Лаитан молча отвернулась и зашагала прочь, не разбирая дороги. К ней подбежала Тайрат и Надира, всплеснувшая руками и едва не уронившая свою похудевшую за время похода сумку с травами.

— Я рад, что ты жива, — запоздало сказал Гравейн в спину удалявшейся Медноликой. Он принюхивался, стараясь понять, почудилось ли ему присутствие Посмертника, или он действительно дотянулся до них снова. Опять.

Лаитан не ответила, но Морстен и не ждал ответа. Он понимал, хотя и очень примерно, что творится внутри нее. Это было странно, словно вскрылась новая, неожиданная сторона личности Матери Матерей. Такая, о которой она сама не слышала ранее.

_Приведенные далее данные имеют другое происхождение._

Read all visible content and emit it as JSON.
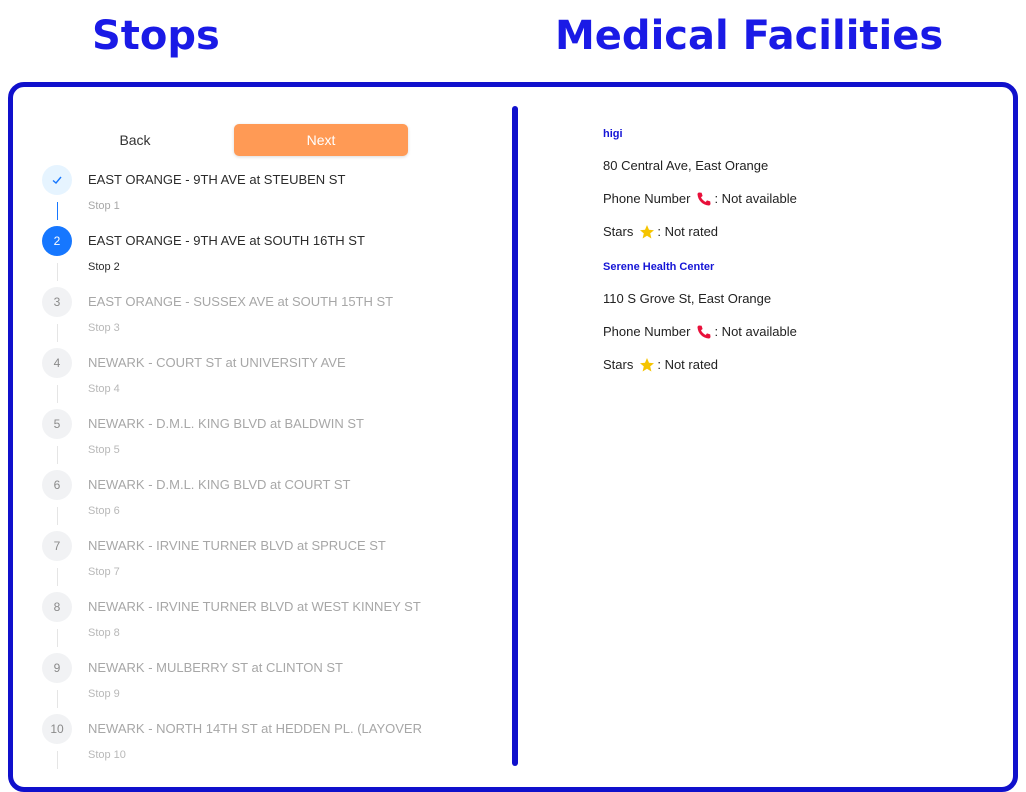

Северянин прошёлся между импровизированными постелями. Все, кто мог умереть, уже умерли, остальные шли на поправку. Свита Киоми поредела, из жриц Лаитан на ногах остались только Надира, Тайрат и Галан. Последняя щеголяла плотной повязкой на голове, сползавшей на глаза, и выглядела немного зеленоватой. Варвары-Безымянные, потеряв троих в ночном сражении, выглядели подавленными, но их раны затянулись полностью. Тхади, обильно смазавшись вонючими мазями и приняв внутрь грибные настойки, лучились здоровьем и энергией. Наименее пострадали горцы, занявшие во вчерашней стычке позицию невмешательства, и отделавшись только двумя ездовыми козлами, погибшими от случайных стрел.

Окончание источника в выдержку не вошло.